Movement as a vehicle for personal growth and awareness has been a long-standing practice in many traditions. Yoga, T'ai Chi, and Chi Gong are all meditative practices that use the body as a portal to experience a deeper sense of self by observing, feeling and guiding specific movements. You can transform walking into a meditative practice and learn to manage stress, relieve anxiety and deepen your sense of self.
Walking's innumerable health benefits have been well-researched and documented. From a reduction in heart disease, cancer and diabetes to increased mental cognition to an overall sense of well being, walking 4-5 times a week for 30-60 minutes improves the quality of your life. When you add conscious awareness and focus you have a recipe for an even more profound transformation.
One of the goals of meditating is to tame the mind's wanderings. In today's world there are so many distractions and so much to keep up with on a daily basis. Giving the mind time to rest is crucial for it to function optimally. Generally, the mind jumps from one subject to another, like a monkey jumping from branch to branch, losing its focus and often entering the dangerous territory of fear and negativity. Meditation brings the mind back to the here and now and to a singular, calming focus.

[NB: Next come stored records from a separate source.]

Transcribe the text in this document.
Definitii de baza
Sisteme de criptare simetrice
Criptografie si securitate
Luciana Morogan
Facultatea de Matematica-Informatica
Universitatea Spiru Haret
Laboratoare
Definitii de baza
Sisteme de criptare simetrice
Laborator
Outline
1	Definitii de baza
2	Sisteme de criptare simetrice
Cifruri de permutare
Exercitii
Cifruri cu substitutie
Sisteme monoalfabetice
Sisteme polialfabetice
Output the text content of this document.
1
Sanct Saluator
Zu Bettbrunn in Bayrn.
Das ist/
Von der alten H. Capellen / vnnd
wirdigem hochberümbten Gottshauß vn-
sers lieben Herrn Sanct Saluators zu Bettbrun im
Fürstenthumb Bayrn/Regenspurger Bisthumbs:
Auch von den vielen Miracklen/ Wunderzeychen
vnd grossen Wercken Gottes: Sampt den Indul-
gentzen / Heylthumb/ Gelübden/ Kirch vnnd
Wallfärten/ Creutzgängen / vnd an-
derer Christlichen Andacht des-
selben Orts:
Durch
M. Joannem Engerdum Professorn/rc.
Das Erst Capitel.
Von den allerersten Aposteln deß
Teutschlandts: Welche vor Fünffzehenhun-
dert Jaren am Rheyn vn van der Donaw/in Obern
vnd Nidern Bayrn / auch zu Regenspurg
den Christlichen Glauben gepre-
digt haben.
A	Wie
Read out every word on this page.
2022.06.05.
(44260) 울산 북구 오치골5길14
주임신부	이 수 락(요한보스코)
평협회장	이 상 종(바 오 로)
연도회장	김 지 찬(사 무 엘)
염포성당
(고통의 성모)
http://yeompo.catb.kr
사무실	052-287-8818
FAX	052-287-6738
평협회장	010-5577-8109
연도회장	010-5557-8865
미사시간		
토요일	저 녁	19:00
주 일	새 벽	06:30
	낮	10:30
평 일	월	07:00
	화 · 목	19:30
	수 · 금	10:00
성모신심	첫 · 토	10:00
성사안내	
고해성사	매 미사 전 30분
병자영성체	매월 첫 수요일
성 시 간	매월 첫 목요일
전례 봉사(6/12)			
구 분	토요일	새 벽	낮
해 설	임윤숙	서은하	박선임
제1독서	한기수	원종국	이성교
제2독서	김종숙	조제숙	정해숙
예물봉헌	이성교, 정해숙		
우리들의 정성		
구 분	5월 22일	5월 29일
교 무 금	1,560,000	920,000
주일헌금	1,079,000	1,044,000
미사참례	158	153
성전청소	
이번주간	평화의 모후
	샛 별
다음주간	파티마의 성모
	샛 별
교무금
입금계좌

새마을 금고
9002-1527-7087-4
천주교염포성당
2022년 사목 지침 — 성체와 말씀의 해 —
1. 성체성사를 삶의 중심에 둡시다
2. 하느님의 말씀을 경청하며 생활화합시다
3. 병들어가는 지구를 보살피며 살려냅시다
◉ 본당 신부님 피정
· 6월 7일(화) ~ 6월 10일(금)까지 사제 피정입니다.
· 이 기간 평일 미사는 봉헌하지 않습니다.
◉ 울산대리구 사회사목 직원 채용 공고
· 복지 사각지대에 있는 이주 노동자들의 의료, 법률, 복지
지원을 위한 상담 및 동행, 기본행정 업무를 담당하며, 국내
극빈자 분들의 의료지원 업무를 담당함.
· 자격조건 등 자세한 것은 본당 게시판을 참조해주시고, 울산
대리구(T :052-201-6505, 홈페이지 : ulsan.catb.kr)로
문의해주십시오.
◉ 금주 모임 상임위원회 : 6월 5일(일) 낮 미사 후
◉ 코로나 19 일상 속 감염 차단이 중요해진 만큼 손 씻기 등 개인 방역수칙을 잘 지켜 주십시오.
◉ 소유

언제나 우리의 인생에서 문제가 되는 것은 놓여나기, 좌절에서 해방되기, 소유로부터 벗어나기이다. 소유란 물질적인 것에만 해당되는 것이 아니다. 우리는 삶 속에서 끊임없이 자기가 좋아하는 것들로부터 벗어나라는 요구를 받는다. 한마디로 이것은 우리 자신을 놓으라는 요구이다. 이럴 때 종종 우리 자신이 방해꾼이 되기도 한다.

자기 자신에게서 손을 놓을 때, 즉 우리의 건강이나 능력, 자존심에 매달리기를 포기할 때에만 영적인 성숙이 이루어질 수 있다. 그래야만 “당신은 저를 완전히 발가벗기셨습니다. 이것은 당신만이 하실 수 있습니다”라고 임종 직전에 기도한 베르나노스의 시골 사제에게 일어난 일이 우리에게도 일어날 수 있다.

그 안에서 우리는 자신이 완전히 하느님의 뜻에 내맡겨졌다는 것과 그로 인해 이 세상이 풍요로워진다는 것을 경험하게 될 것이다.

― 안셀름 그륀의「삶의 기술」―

When you use walking as a meditative practice you will focus on listening to and directing the movements of your body. In the process, thoughts and emotions may also come into your awareness. Rather than allowing these triggers to kidnap your mind, you will choose to redirect your mind to your body. A walking meditation practice allows a quiet, focused mind to become an integral part of your life, whether you are walking through your office halls, walking in your neighborhood after dinner, or walking for fitness.
Here is a list of mind/body focuses for you to work with that will transform your walking into a meditative practice. Focus on them one at a time. Experiment and see which focuses work best for you.
- Start with a brief standing meditation. Stand with your feet hip width apart and balance your weight evenly on both feet. Take the time to feel the stability of the ground beneath you. Take a few deep breaths. Close your eyes and do a body scan of your whole body, starting at your feet. Scan up your legs to your knees. Bend them slightly to create softness and buoyancy. Continue up through your body and notice any soreness, tension or energy moving through your body. Make note of any sensations, thoughts or feelings and take the time to explore the sensations fully. You don't have to change anything, just "listen" and observe. Scan slowly all the way up your body to your face and head.